Everyone spends their teen-aged (Pronounced /
Teen: a 'jed/) years being told about how adult life will be filled with hardships and responsibilities, but most of the time they just think, "It can't actually get that bad." and mosey along... Little do they know that all this time, they've been carefully shielded from the End of carefree innocence. One day, all plans fail and they find themselves face to face with their worst fear:
Dealing with customer service agents on the phone.
First you must endure one of the Trials by Music, such as
- The Trial of the Endless Flute Solos.
- The Smothering of Smooth Jazz
- The Hypnotic New Age Ascension of Infinite Peacitude
- The Desperate Attempt to lure teenagers in with Electronic Music
Once your brain has been melted into a puddle of Befluted Ooze, they will abruptly interrupt (Say that three times fast) your woodwind trance with "Soothing" messages about how much they value your time... As they flagrantly waste it...
But the main problem is that, at the end of the day, many American companies have made a fatal mistake. Looking for any
possible way to save money, they ended up outsourcing jobs to people who don't have the
one qualification they should have: That they speak the native language of their customers.
As an equal opportunist, I believe that anyone should be allowed to do a job, with one caveat: (And this will be a big cave to eat...) They need to actually fulfill the one qualification for that job. Lots of foreigners speak better English than the average American. But it seems like we never find those people in Call Centers.

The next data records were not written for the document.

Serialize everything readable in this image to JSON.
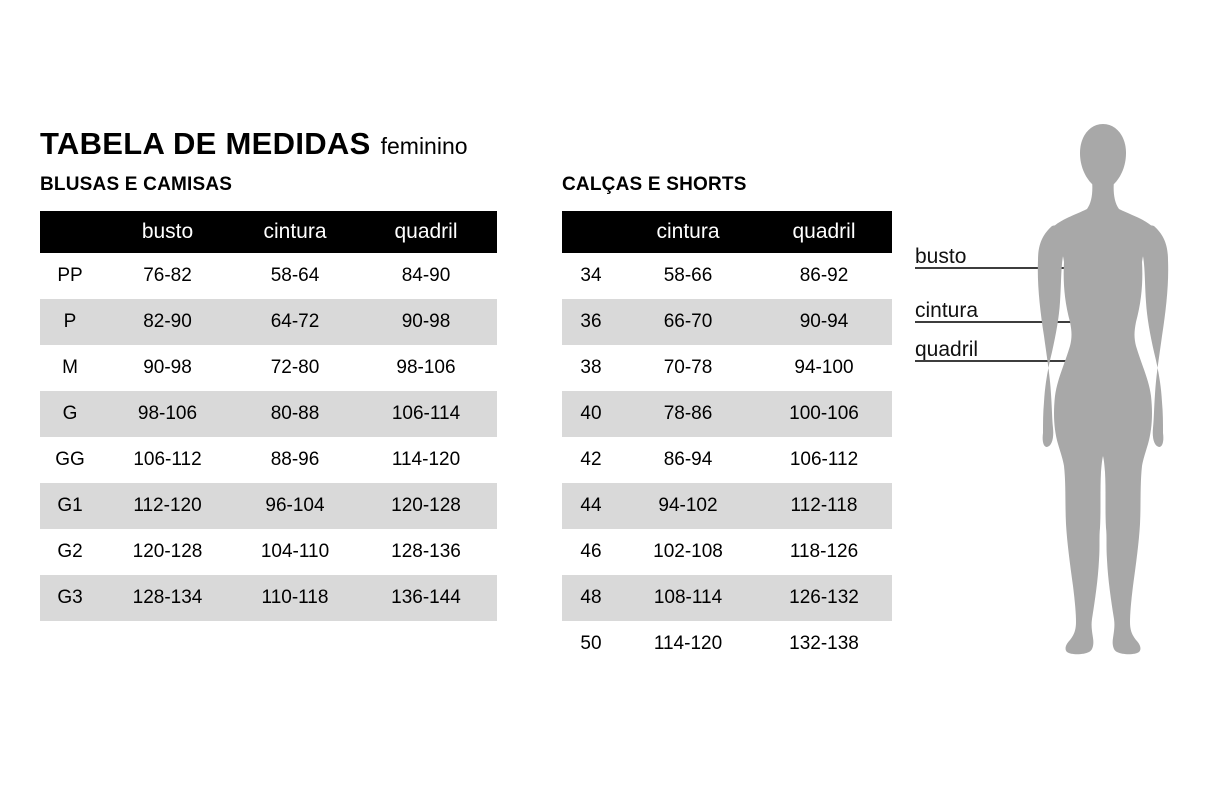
{
  "page": {
    "title": "TABELA DE MEDIDAS",
    "subtitle": "feminino"
  },
  "tables": [
    {
      "heading": "BLUSAS E CAMISAS",
      "columns": [
        "",
        "busto",
        "cintura",
        "quadril"
      ],
      "rows": [
        [
          "PP",
          "76-82",
          "58-64",
          "84-90"
        ],
        [
          "P",
          "82-90",
          "64-72",
          "90-98"
        ],
        [
          "M",
          "90-98",
          "72-80",
          "98-106"
        ],
        [
          "G",
          "98-106",
          "80-88",
          "106-114"
        ],
        [
          "GG",
          "106-112",
          "88-96",
          "114-120"
        ],
        [
          "G1",
          "112-120",
          "96-104",
          "120-128"
        ],
        [
          "G2",
          "120-128",
          "104-110",
          "128-136"
        ],
        [
          "G3",
          "128-134",
          "110-118",
          "136-144"
        ]
      ]
    },
    {
      "heading": "CALÇAS E SHORTS",
      "columns": [
        "",
        "cintura",
        "quadril"
      ],
      "rows": [
        [
          "34",
          "58-66",
          "86-92"
        ],
        [
          "36",
          "66-70",
          "90-94"
        ],
        [
          "38",
          "70-78",
          "94-100"
        ],
        [
          "40",
          "78-86",
          "100-106"
        ],
        [
          "42",
          "86-94",
          "106-112"
        ],
        [
          "44",
          "94-102",
          "112-118"
        ],
        [
          "46",
          "102-108",
          "118-126"
        ],
        [
          "48",
          "108-114",
          "126-132"
        ],
        [
          "50",
          "114-120",
          "132-138"
        ]
      ]
    }
  ],
  "figure": {
    "labels": [
      "busto",
      "cintura",
      "quadril"
    ],
    "silhouette_color": "#a8a8a8",
    "line_color": "#3d3d3d"
  },
  "colors": {
    "header_bg": "#000000",
    "header_text": "#ffffff",
    "stripe": "#d9d9d9",
    "background": "#ffffff"
  }
}
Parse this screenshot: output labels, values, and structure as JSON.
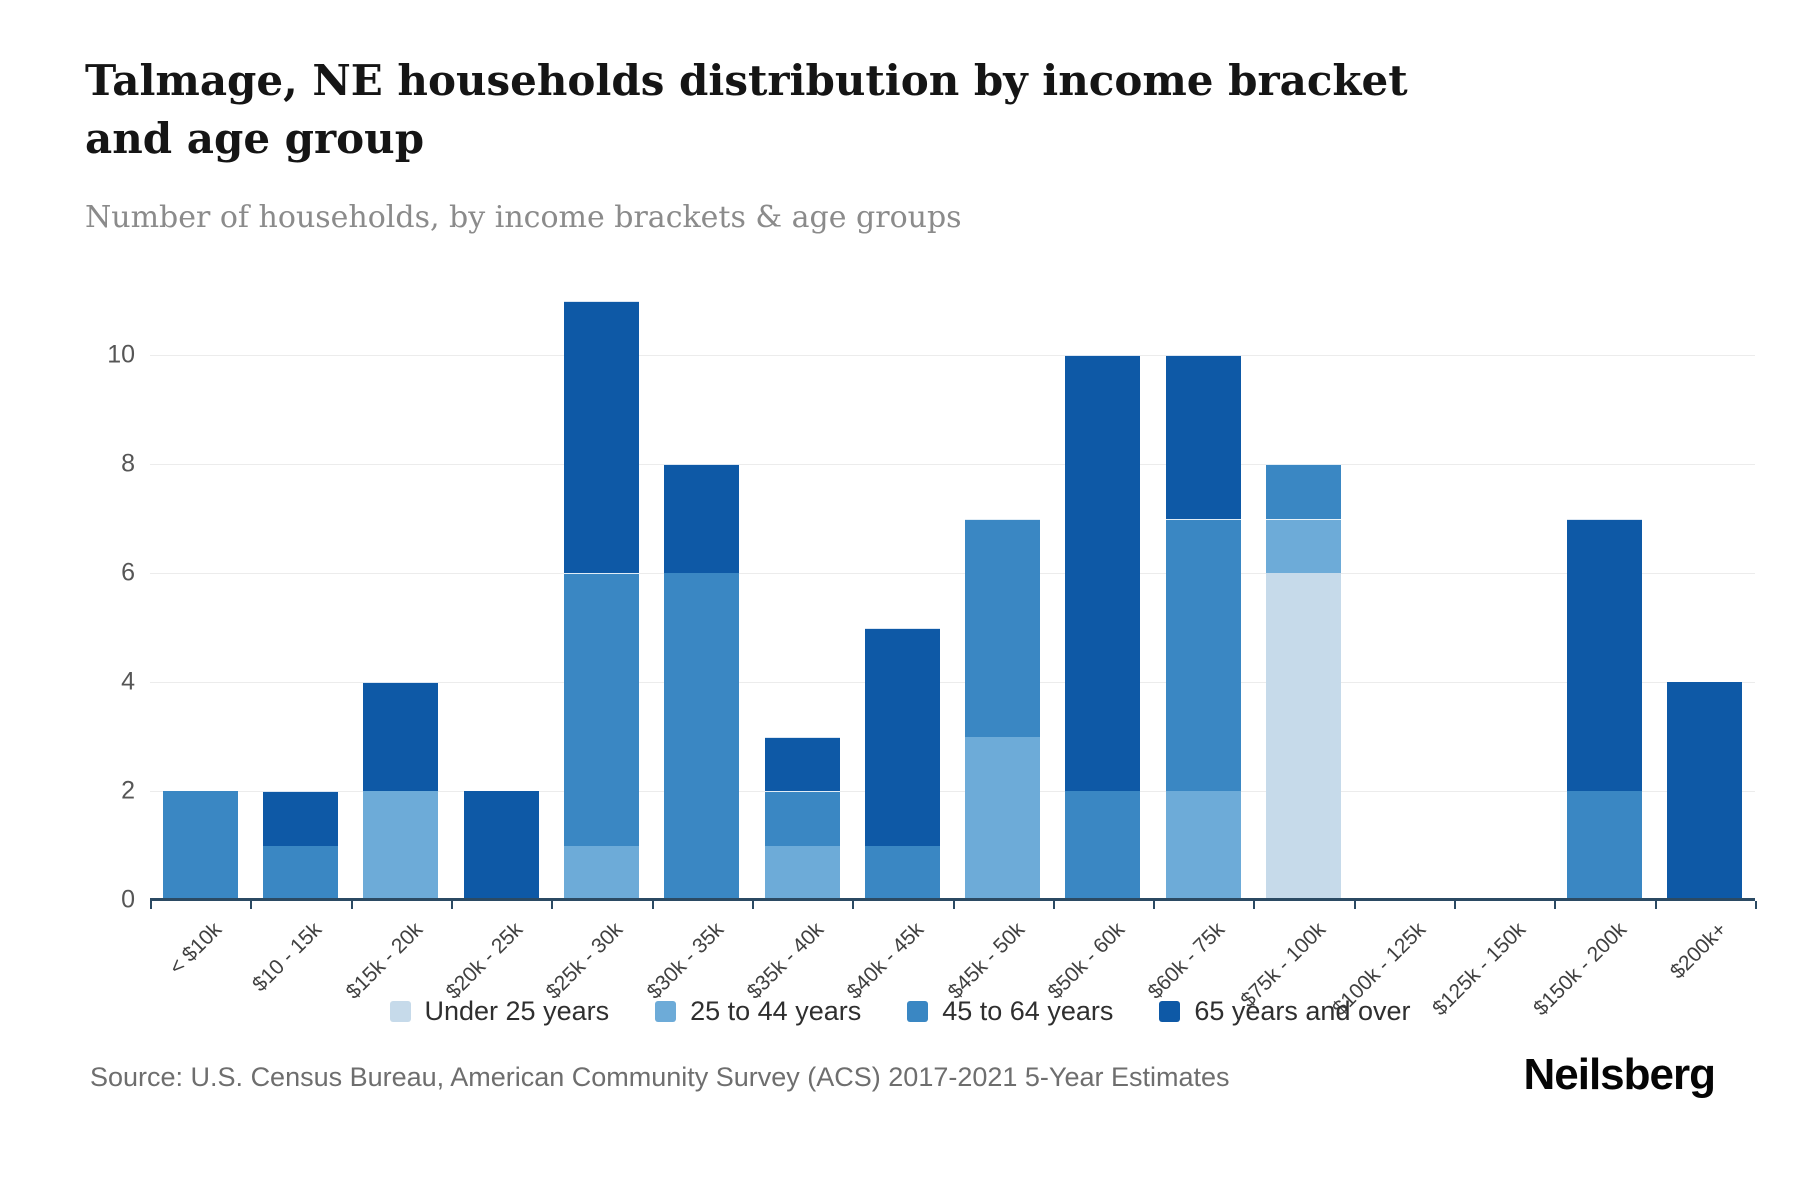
{
  "header": {
    "title": "Talmage, NE households distribution by income bracket and age group",
    "subtitle": "Number of households, by income brackets & age groups"
  },
  "chart_data": {
    "type": "bar",
    "stacked": true,
    "title": "Talmage, NE households distribution by income bracket and age group",
    "subtitle": "Number of households, by income brackets & age groups",
    "categories": [
      "< $10k",
      "$10 - 15k",
      "$15k - 20k",
      "$20k - 25k",
      "$25k - 30k",
      "$30k - 35k",
      "$35k - 40k",
      "$40k - 45k",
      "$45k - 50k",
      "$50k - 60k",
      "$60k - 75k",
      "$75k - 100k",
      "$100k - 125k",
      "$125k - 150k",
      "$150k - 200k",
      "$200k+"
    ],
    "series": [
      {
        "name": "Under 25 years",
        "color": "#c6daea",
        "values": [
          0,
          0,
          0,
          0,
          0,
          0,
          0,
          0,
          0,
          0,
          0,
          6,
          0,
          0,
          0,
          0
        ]
      },
      {
        "name": "25 to 44 years",
        "color": "#6dabd8",
        "values": [
          0,
          0,
          2,
          0,
          1,
          0,
          1,
          0,
          3,
          0,
          2,
          1,
          0,
          0,
          0,
          0
        ]
      },
      {
        "name": "45 to 64 years",
        "color": "#3a87c3",
        "values": [
          2,
          1,
          0,
          0,
          5,
          6,
          1,
          1,
          4,
          2,
          5,
          1,
          0,
          0,
          2,
          0
        ]
      },
      {
        "name": "65 years and over",
        "color": "#0e59a6",
        "values": [
          0,
          1,
          2,
          2,
          5,
          2,
          1,
          4,
          0,
          8,
          3,
          0,
          0,
          0,
          5,
          4
        ]
      }
    ],
    "totals": [
      2,
      2,
      4,
      2,
      11,
      8,
      3,
      5,
      7,
      10,
      10,
      8,
      0,
      0,
      7,
      4
    ],
    "xlabel": "",
    "ylabel": "",
    "ylim": [
      0,
      11
    ],
    "yticks": [
      0,
      2,
      4,
      6,
      8,
      10
    ],
    "grid": true,
    "legend_position": "bottom"
  },
  "footer": {
    "source": "Source: U.S. Census Bureau, American Community Survey (ACS) 2017-2021 5-Year Estimates",
    "logo": "Neilsberg"
  }
}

Somehow it gets worse. Sometimes people are
still too expensive to pay, so you design robots to represent your company instead. A great sounding idea... You can almost picture the
"Soothing" robotic voice of Siri in your head, guiding you seamlessly through the efficient and streamlined process. The American government tried to do this for Obamacare. The problem is, as funny as it sounds, the government of "The most powerful nation in the world" still doesn't have as much money for this as Apple does... Apple isn't 18 trillion dollars in debt.
So now it's one step beyond outsourcing a job to people who don't fulfill the only requirement for it... Now you've programmed a machine to do one job that it apparently can't do! You'll hear, "I'm sorry, I don't understand what you're saying" over and over again, but what you'll want to tell these companies is, "I'm sorry, I don't understand WHAT YOU WERE THINKING."
I have a Midwestern accent- An accent reporters all over the country are trained to speak in because it represents the median point in American accents. If a computer can't understand that, who exactly is it programmed to understand?

Then comes the Quest. (A quest from which you are unsure you will return, and if you do you will certainly not be the same...) Because sometimes confusing you over the phone isn't enough for these people; they want to juggle you between the phone, the internet, and their store. (
Between the Ox and the Gray Ass, as it were) You have to find a code you were never given (No doubt originally found inscribed on a Chinese Tablet in the back of El Dorado) and then have to enter in all your personal information online (Including your uncle's first dog's maiden name) only to find out that the process can't be completed on the mobile app and you have to go to the store to get the required code to give you administrative privileges to your own account. You would assume that once in the store you could finish everything right then and there, but no... Now, you have to finish this on their website, but not the mobile app, and it must be on a PC or tablet... Make sure your 28 digit code is right, otherwise you'll have to then call them on the phone, only to be told that they can't help you over the phone and need you to come in... And the cycle continues.

Searching for photographic evidence to document our quest, we turned to our trusty assistant: Google Images. He informed us that call centers are brightly lit, futuristic buildings with open floor plans, staffed by a beautiful cast of multicultural men and women with perfect teeth:
In reality, however, we know that most of them probably look more like this:
Cheer up, depressed looking Indian dude... Some day they'll transfer you to one of those 2024 style skyscrapers on Mars, with all the perfect teeth!